Kelly felt as though her tiny patients must when they find out how truly sick they are: helpless, buffeted, confused. ‘What will it say?’

‘You’ll apologise unreservedly. We’ll talk about stress and overwork. Hint at your mental health issues but we can’t blame them. People won’t cop that.’

‘What mental health issues?’

Juliana raised her eyebrows. ‘The ones that make you completely fucking crazy.’

Kelly bit her tongue. She didn’t have mental health issues, but she wasn’t exactly stable. She could admit that, at least.

‘The most important thing to do is keep you away from the media. No interviews. You’re going through a crisis, respect your privacy, yada, yada, yada.’

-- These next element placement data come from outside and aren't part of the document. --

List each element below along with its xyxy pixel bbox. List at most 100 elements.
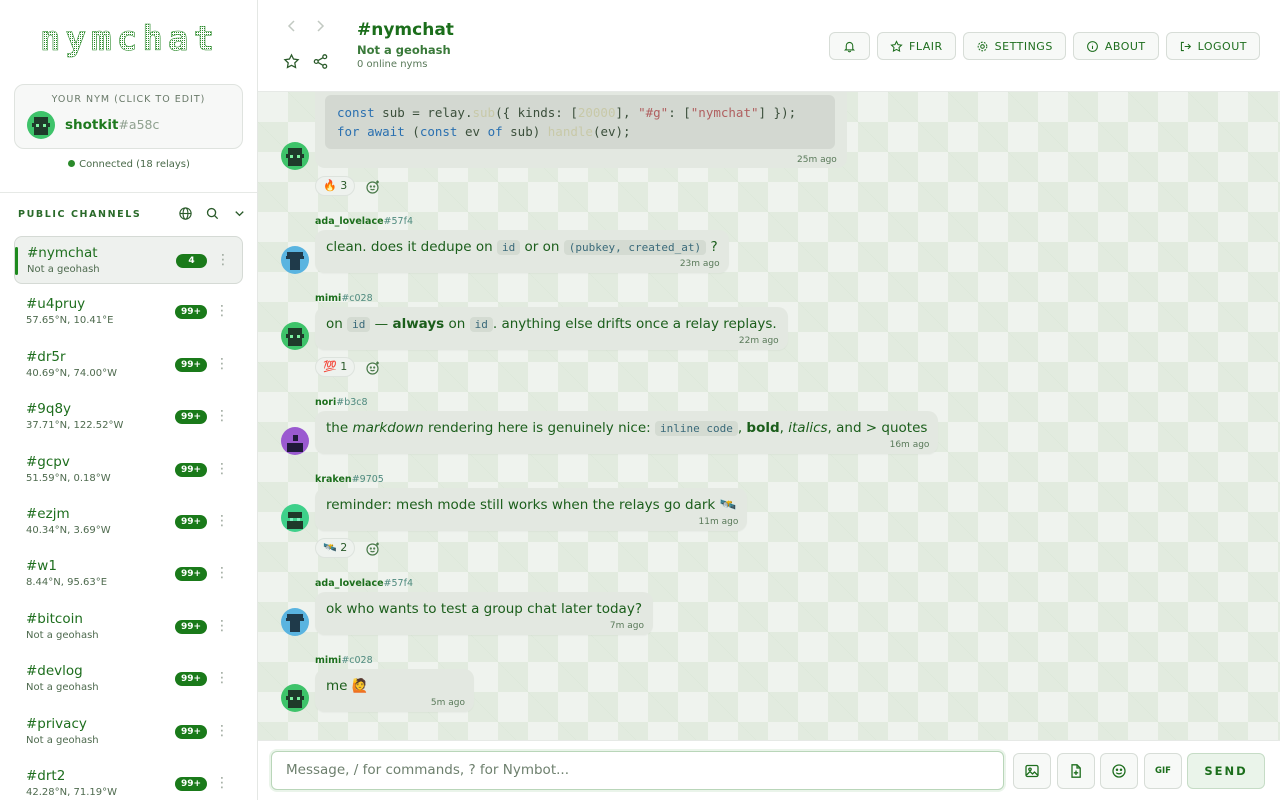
- more-vertical-icon[interactable]: ⋮: [215, 722, 229, 740]
- channel-item-nymchat[interactable]: #nymchat Not a geohash 4 ⋮: [14, 236, 243, 284]
- sidebar: nymchat YOUR NYM (CLICK TO EDIT) shotkit…: [0, 0, 258, 800]
- channel-subtitle: 42.28°N, 71.19°W: [26, 786, 117, 798]
- more-vertical-icon[interactable]: ⋮: [215, 617, 229, 635]
- file-upload-button[interactable]: [1057, 753, 1095, 789]
- channel-item-ezjm[interactable]: #ezjm 40.34°N, 3.69°W 99+ ⋮: [14, 498, 243, 546]
- user-avatar: [281, 427, 309, 455]
- channel-subtitle: 37.71°N, 122.52°W: [26, 420, 124, 432]
- emoji-button[interactable]: [1100, 753, 1138, 789]
- message-author[interactable]: ada_lovelace#57f4: [315, 216, 413, 227]
- more-vertical-icon[interactable]: ⋮: [215, 512, 229, 530]
- user-avatar: [281, 504, 309, 532]
- channel-name: #devlog: [26, 663, 83, 680]
- unread-badge: 99+: [175, 410, 208, 425]
- channel-item-9q8y[interactable]: #9q8y 37.71°N, 122.52°W 99+ ⋮: [14, 393, 243, 441]
- add-reaction-icon[interactable]: [364, 359, 382, 377]
- unread-badge: 99+: [175, 357, 208, 372]
- channel-item-w1[interactable]: #w1 8.44°N, 95.63°E 99+ ⋮: [14, 550, 243, 598]
- bell-icon: [844, 41, 856, 52]
- nym-card[interactable]: YOUR NYM (CLICK TO EDIT) shotkit#a58c: [14, 84, 243, 149]
- channel-item-gcpv[interactable]: #gcpv 51.59°N, 0.18°W 99+ ⋮: [14, 446, 243, 494]
- gear-icon: [977, 41, 987, 51]
- image-upload-button[interactable]: [1013, 753, 1051, 789]
- send-button[interactable]: SEND: [1187, 753, 1265, 789]
- channel-item-dr5r[interactable]: #dr5r 40.69°N, 74.00°W 99+ ⋮: [14, 341, 243, 389]
- star-icon: [890, 39, 903, 52]
- user-avatar: [281, 684, 309, 712]
- info-icon: [1086, 40, 1098, 52]
- back-arrow-icon[interactable]: [286, 18, 298, 34]
- channel-subtitle: Not a geohash: [27, 264, 100, 275]
- message-author[interactable]: mimi#c028: [315, 293, 373, 304]
- channel-subtitle: Not a geohash: [357, 43, 451, 57]
- online-count: 0 online nyms: [357, 59, 428, 70]
- message-time: 25m ago: [797, 155, 837, 165]
- channel-name: #nymchat: [27, 245, 98, 261]
- message-input[interactable]: Message, / for commands, ? for Nymbot...: [271, 751, 1004, 790]
- search-icon[interactable]: [205, 206, 220, 221]
- page-title: #nymchat: [357, 20, 454, 40]
- unread-badge: 99+: [175, 462, 208, 477]
- more-vertical-icon[interactable]: ⋮: [215, 355, 229, 373]
- channel-item-devlog[interactable]: #devlog Not a geohash 99+ ⋮: [14, 655, 243, 703]
- svg-text:nymchat: nymchat: [40, 19, 214, 59]
- logout-icon: [1180, 41, 1191, 51]
- more-vertical-icon[interactable]: ⋮: [215, 774, 229, 792]
- more-vertical-icon[interactable]: ⋮: [215, 407, 229, 425]
- nym-name: shotkit#a58c: [65, 117, 160, 133]
- reaction-chip[interactable]: 🔥 3: [315, 176, 356, 196]
- globe-icon[interactable]: [178, 206, 193, 221]
- unread-badge: 99+: [175, 776, 208, 791]
- flair-button[interactable]: FLAIR: [877, 32, 956, 60]
- star-icon[interactable]: [283, 53, 300, 70]
- add-reaction-icon[interactable]: [364, 540, 382, 558]
- add-reaction-icon[interactable]: [364, 178, 382, 196]
- message-author[interactable]: kraken#9705: [315, 474, 384, 485]
- more-vertical-icon[interactable]: ⋮: [215, 460, 229, 478]
- channel-subtitle: Not a geohash: [26, 734, 99, 746]
- nymchat-logo: nymchat: [40, 19, 215, 60]
- share-icon[interactable]: [312, 53, 329, 70]
- channel-subtitle: 57.65°N, 10.41°E: [26, 315, 114, 327]
- about-button[interactable]: ABOUT: [1072, 32, 1159, 60]
- reaction-chip[interactable]: 🛰️ 2: [315, 538, 356, 558]
- channel-item-bitcoin[interactable]: #bitcoin Not a geohash 99+ ⋮: [14, 603, 243, 651]
- message-bubble: reminder: mesh mode still works when the…: [315, 488, 748, 531]
- forward-arrow-icon[interactable]: [314, 18, 326, 34]
- image-icon: [1025, 764, 1039, 778]
- message-bubble: ok who wants to test a group chat later …: [315, 592, 653, 635]
- channel-subtitle: 40.34°N, 3.69°W: [26, 524, 111, 536]
- message-bubble: me 🙋 5m ago: [315, 669, 474, 712]
- channel-name: #bitcoin: [26, 610, 83, 627]
- channel-name: #w1: [26, 558, 57, 575]
- nym-caption: YOUR NYM (CLICK TO EDIT): [51, 94, 206, 105]
- channel-name: #privacy: [26, 715, 87, 732]
- more-vertical-icon[interactable]: ⋮: [215, 669, 229, 687]
- chevron-down-icon[interactable]: [232, 206, 247, 221]
- unread-badge: 99+: [175, 567, 208, 582]
- more-vertical-icon[interactable]: ⋮: [216, 251, 230, 269]
- channel-item-privacy[interactable]: #privacy Not a geohash 99+ ⋮: [14, 708, 243, 756]
- settings-button[interactable]: SETTINGS: [962, 32, 1066, 60]
- message-author[interactable]: ada_lovelace#57f4: [315, 578, 413, 589]
- channel-subtitle: 40.69°N, 74.00°W: [26, 367, 117, 379]
- unread-badge: 99+: [175, 672, 208, 687]
- notifications-button[interactable]: [829, 32, 871, 60]
- message-author[interactable]: nori#b3c8: [315, 397, 368, 408]
- user-avatar: [27, 111, 55, 139]
- channel-subtitle: Not a geohash: [26, 682, 99, 694]
- more-vertical-icon[interactable]: ⋮: [215, 302, 229, 320]
- channel-item-u4pruy[interactable]: #u4pruy 57.65°N, 10.41°E 99+ ⋮: [14, 288, 243, 336]
- user-avatar: [281, 322, 309, 350]
- channel-item-drt2[interactable]: #drt2 42.28°N, 71.19°W 99+ ⋮: [14, 760, 243, 800]
- message-author[interactable]: mimi#c028: [315, 655, 373, 666]
- unread-badge: 99+: [175, 514, 208, 529]
- message-time: 11m ago: [698, 517, 739, 527]
- unread-badge: 99+: [175, 724, 208, 739]
- gif-button[interactable]: GIF: [1144, 753, 1182, 789]
- channel-subtitle: Not a geohash: [26, 629, 99, 641]
- more-vertical-icon[interactable]: ⋮: [215, 564, 229, 582]
- channel-header: #nymchat Not a geohash 0 online nyms FLA…: [258, 0, 1280, 92]
- logout-button[interactable]: LOGOUT: [1165, 32, 1260, 60]
- reaction-chip[interactable]: 💯 1: [315, 357, 356, 377]
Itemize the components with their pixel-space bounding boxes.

Kelly stopped herself from denying she was in a crisis. This was absolutely a fucking crisis.

‘You can’t stay here. Those weasel journalists will be camped outside your apartment hoping to goad you into an explosive response the moment you walk through the lobby doors.’

‘How will they know where I live?’

Juliana waved her hand dismissively. ‘ Please .’

Kelly didn’t know what that meant but Juliana moved on quickly.

‘Have you got somewhere you can stay for a few days until this all blows over?’

Finn came immediately to mind. Her room was always there.

But then she thought of Ashley and Finn. She’d had no word from him on how their date night went, which meant there was every chance Ashley had stayed the night. Kelly couldn’t go there. Finn would never turn her away, but she couldn’t share his apartment with another woman.

‘I’m having Easter lunch with my parents today. I can stay there a few nights.’

‘Good, you need to be gone from here in half an hour.’

‘I can’t do that.’

‘Why not?’

‘Because if I go over this early, they’ll make me go to church with them.’

Juliana tapped her foot and bit her lip. ‘Well, is there anyone who can shield you for a while?’ She raised an eyebrow. ‘Anyone who’s not an instantly recognisable, attention-drawing soap star?’

Kelly wanted nothing more than to see Finn.

But there was also someone else.

***

Toula was a living, breathing stereotype of the chic new mum.

Dressed head to toe in skintight active wear, she pushed her designer pram as though it was a fashion accessory.

Her six-month-old son, Jackson, slept soundly, oblivious to his mother’s wild gesticulations and unnecessarily loud voice.

That same voice Kelly had loved for decades.

Toula was recounting a story about an altercation she’d had with one of the mums in her mothers’ group.

‘So she said to me, “We’ve decided to adopt inclusive language in the group. Can you please refer to it as chest feeding?” This is immediately after I’d been complaining about the torture of enduring Jackson’s first tooth on my already raw nipples. ’

A man walking in the opposite direction crossed their path at that very moment. The words ‘already raw nipples’ made him blush like he’d walked in on Toula giving birth. He scampered quickly away.